Les divagations mystiques sont toujours voisines de la débauche. Simon devint éperdûment épris de sa servante; la passion, en l'affaiblissant et en l'exaltant, lui rendit ses catalepsies et ses phénomènes morbides qu'il appelait sa puissance et ses miracles. Une mythologie pleine de réminiscences magiques mêlées à des rêves érotiques sortit tout armée de son cerveau; il se mit alors à voyager comme les apôtres, traînant après lui son Hélène, dogmatisant et se faisant voir à ceux qui voulaient l'adorer et sans doute aussi le payer.

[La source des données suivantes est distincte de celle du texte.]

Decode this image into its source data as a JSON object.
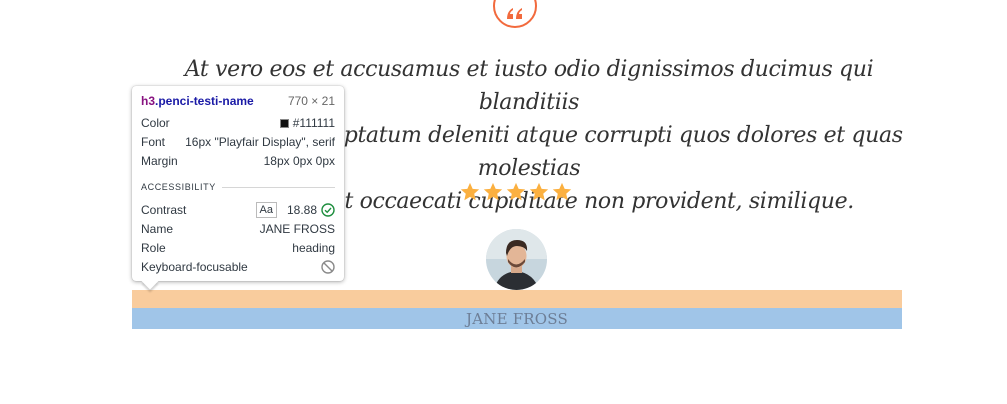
{
  "testimonial": {
    "quote_lines": [
      "At vero eos et accusamus et iusto odio dignissimos ducimus qui blanditiis",
      "praesentium voluptatum deleniti atque corrupti quos dolores et quas molestias",
      "excepturi sint occaecati cupiditate non provident, similique."
    ],
    "rating": 5,
    "rating_max": 5,
    "name": "JANE FROSS",
    "accent_color": "#f26a3d",
    "star_color": "#fbb040"
  },
  "inspector": {
    "tag": "h3",
    "class_name": ".penci-testi-name",
    "size": "770 × 21",
    "rows": [
      {
        "label": "Color",
        "value": "#111111"
      },
      {
        "label": "Font",
        "value": "16px \"Playfair Display\", serif"
      },
      {
        "label": "Margin",
        "value": "18px 0px 0px"
      }
    ],
    "section_title": "ACCESSIBILITY",
    "a11y_rows": [
      {
        "label": "Contrast",
        "badge": "Aa",
        "value": "18.88",
        "icon": "check-circle-icon"
      },
      {
        "label": "Name",
        "value": "JANE FROSS"
      },
      {
        "label": "Role",
        "value": "heading"
      },
      {
        "label": "Keyboard-focusable",
        "icon": "not-allowed-icon"
      }
    ],
    "colors": {
      "margin_overlay": "#f9cc9d",
      "content_overlay": "#a0c5e8",
      "check_green": "#1e8e3e"
    }
  }
}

Suivant Simon, la première manifestation de Dieu avait été une splendeur parfaite qui produisit immédiatement son reflet. Ce soleil des âmes c'était lui, et son reflet c'était Hélène, qu'il affectait d'appeler Sélène, nom qui en grec signifie la lune.

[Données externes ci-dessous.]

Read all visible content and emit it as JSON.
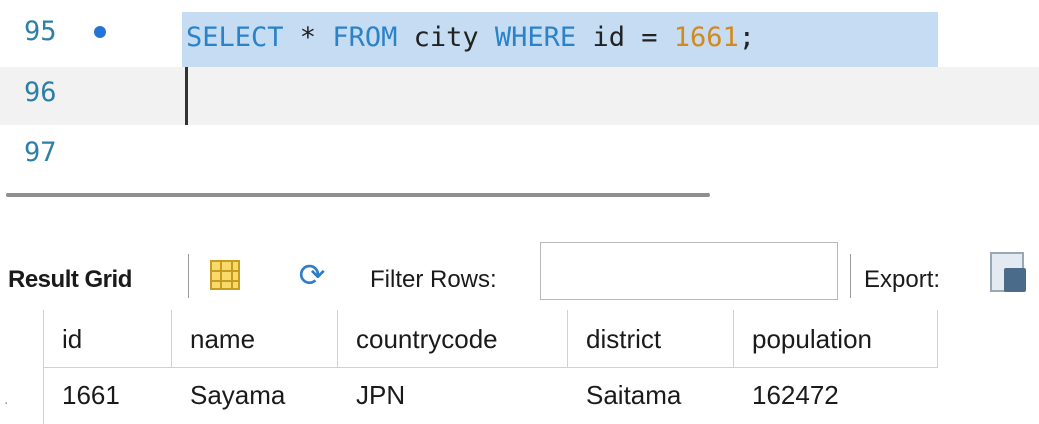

Or, la lune de Simon était descendue au commencement des siècles sur la terre que Simon avait ébauchée dans ses rêves éternels; elle y devint mère, car la pensée de son soleil l'avait fécondée, et elle mit au monde les anges qu'elle éleva pour elle seule et sans leur parler de leur père.
Les anges se révoltèrent contre elle et l'enchaînèrent dans un corps mortel.

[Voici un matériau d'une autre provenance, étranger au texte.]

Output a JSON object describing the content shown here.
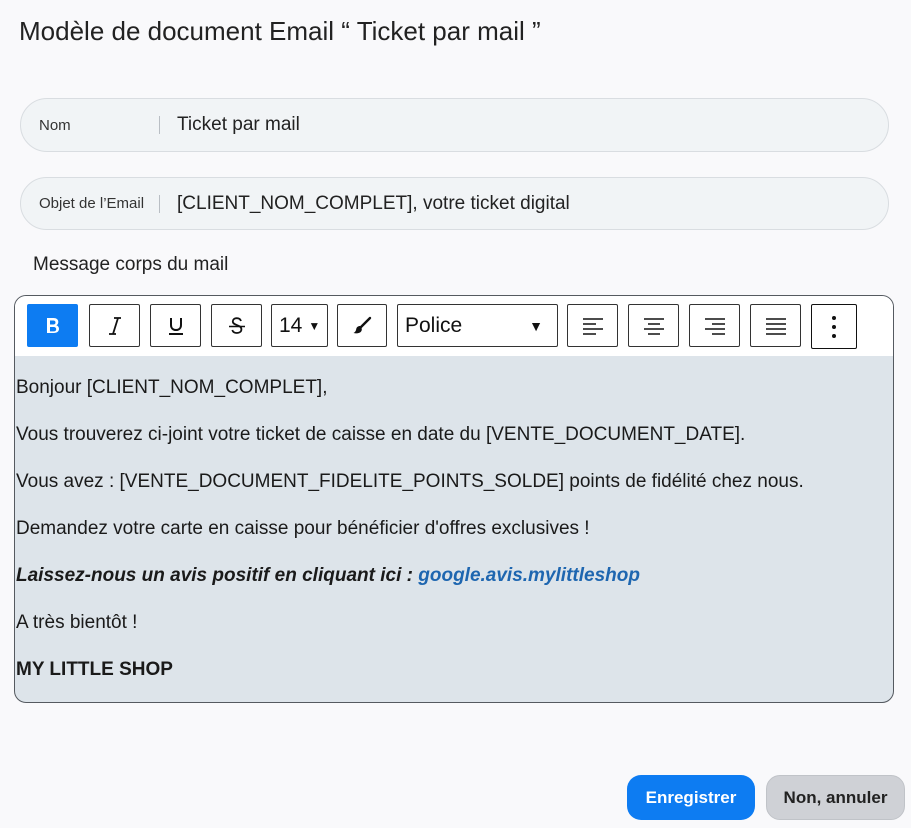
{
  "page": {
    "title": "Modèle de document Email “ Ticket par mail ”"
  },
  "fields": {
    "name": {
      "label": "Nom",
      "value": "Ticket par mail"
    },
    "subject": {
      "label": "Objet de l’Email",
      "value": "[CLIENT_NOM_COMPLET], votre ticket digital"
    }
  },
  "editor": {
    "label": "Message corps du mail",
    "toolbar": {
      "bold_icon": "bold-icon",
      "italic_icon": "italic-icon",
      "underline_icon": "underline-icon",
      "strike_icon": "strikethrough-icon",
      "font_size": "14",
      "color_icon": "brush-icon",
      "font_family": "Police",
      "align_left_icon": "align-left-icon",
      "align_center_icon": "align-center-icon",
      "align_right_icon": "align-right-icon",
      "align_justify_icon": "align-justify-icon",
      "more_icon": "more-vertical-icon"
    },
    "body": {
      "line1": "Bonjour [CLIENT_NOM_COMPLET],",
      "line2": "Vous trouverez ci-joint votre ticket de caisse en date du [VENTE_DOCUMENT_DATE].",
      "line3": "Vous avez : [VENTE_DOCUMENT_FIDELITE_POINTS_SOLDE] points de fidélité chez nous.",
      "line4": "Demandez votre carte en caisse pour bénéficier d'offres exclusives !",
      "review_text": "Laissez-nous un avis positif en cliquant ici : ",
      "review_link": "google.avis.mylittleshop",
      "line6": "A très bientôt !",
      "signature": "MY LITTLE SHOP"
    }
  },
  "actions": {
    "save": "Enregistrer",
    "cancel": "Non, annuler"
  },
  "colors": {
    "accent": "#0d7cf2",
    "link": "#1e66b0",
    "editor_bg": "#dde4ea"
  }
}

Alors la splendeur de Dieu fut forcée de descendre à son tour pour racheter son Hélène, et le Juif Simon vint sur la terre.
Il devait y vaincre la mort et emmener vivante à travers les airs son Hélène, suivie du choeur triomphant de ses élus. Le reste des hommes serait abandonné sur la terre à la tyrannie éternelle des anges.
Ainsi cet hérésiarque, plagiaire du christianisme, mais en sens inverse, affirmait le règne éternel de la révolte et du mal, faisait créer ou du moins achever le monde par les démons, détruisait l'ordre et la hiérarchie pour se poser seul avec sa concubine comme étant la voie, la vérité et la vie. C'était le dogme de l'Antéchrist; et il ne devait pas mourir avec Simon, il s'est perpétué jusqu'à nos jours; et les traditions prophétiques du christianisme affirment même qu'il doit avoir son règne d'un moment et son triomphe, avant-coureur des plus terribles calamités.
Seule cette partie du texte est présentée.